PALANGKA RAYA, wahanapalangka.com – Sebagai salah satu Pendapatan Asli Daerah ( PAD) Kota Palangjka Raya Bea Perolehan Hak atas Tanah dan Bangunan ( BPHTB) harus dikelola secara profesional,akuntabel dan transparan.
Karena wajib pajak yang menyetorkan BPHTB mempunyai hak untuk mengetahui pembayaran yang mereka lakukan sudah sesuaikah dengan peraturan atau undang undang yang berlaku
Hal ini disampaikan iwan salah seorang pengusaha muda Palangka Raya yang menyoroti dugaan penetapan BPHTB tidak sesuai dengan aturan dan rawannya terjadi praktik dugaan pungutan liar.

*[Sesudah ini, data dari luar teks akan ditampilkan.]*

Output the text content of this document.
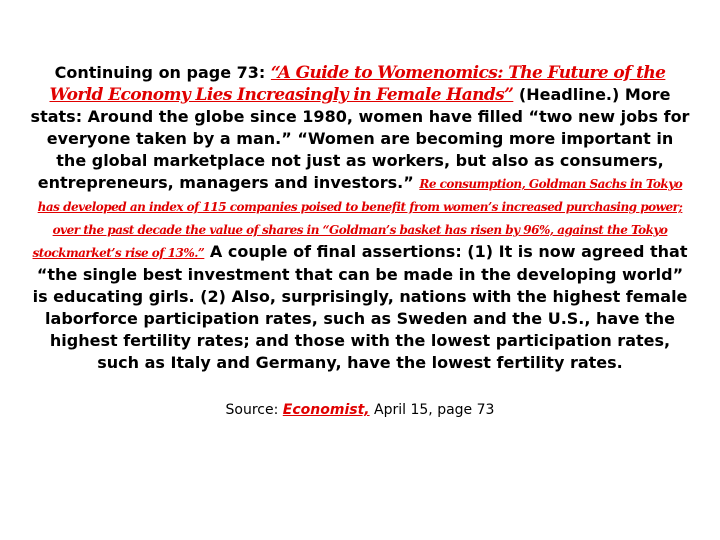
Continuing on page 73: “A Guide to Womenomics: The Future of the World Economy Lies Increasingly in Female Hands” (Headline.) More stats: Around the globe since 1980, women have filled “two new jobs for everyone taken by a man.” “Women are becoming more important in the global marketplace not just as workers, but also as consumers, entrepreneurs, managers and investors.” Re consumption, Goldman Sachs in Tokyo has developed an index of 115 companies poised to benefit from women’s increased purchasing power; over the past decade the value of shares in “Goldman’s basket has risen by 96%, against the Tokyo stockmarket’s rise of 13%.” A couple of final assertions: (1) It is now agreed that “the single best investment that can be made in the developing world” is educating girls. (2) Also, surprisingly, nations with the highest female laborforce participation rates, such as Sweden and the U.S., have the highest fertility rates; and those with the lowest participation rates, such as Italy and Germany, have the lowest fertility rates.

Source: Economist, April 15, page 73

” Karena bukan tidak mungkin para penyetor pajak BPHTB terkecoh oleh oknum petugas yang bisa saja mengambil keuntungan pribadi karena ketidak tahuan dari orang orang yang menyetorkan BPHTB ” ucap pengusaha yang mempunyai usaha kuliner ini, Jumat 14 Febuari.
Ia menegaskan BPHTB yang seharusnya mampu mendukung pembangunan di Kota Cantik ini malah menjadi lahan subur bagi Oknum nakal yang bertugas melakukan penetapan biaya BPHTB.
” Padahal wajib pajak atau pengusaha yang ingin berkontribusi bagi pembangunan daerah sudah dengan kesadarannya melaksanakan kewajiban pajak apalagi saat ini para wajib pajak atau penyetor BPTHB di Palangka Raya adalah pelaku UMKM seperti saya dan ini bisa dianggap memberatkan nantinya hal ini tentunya kontradiksi dengan program andalan Bapak Walikota terpilih yang memperiotaskan pengembangan pelaku UMKM “ucapnya.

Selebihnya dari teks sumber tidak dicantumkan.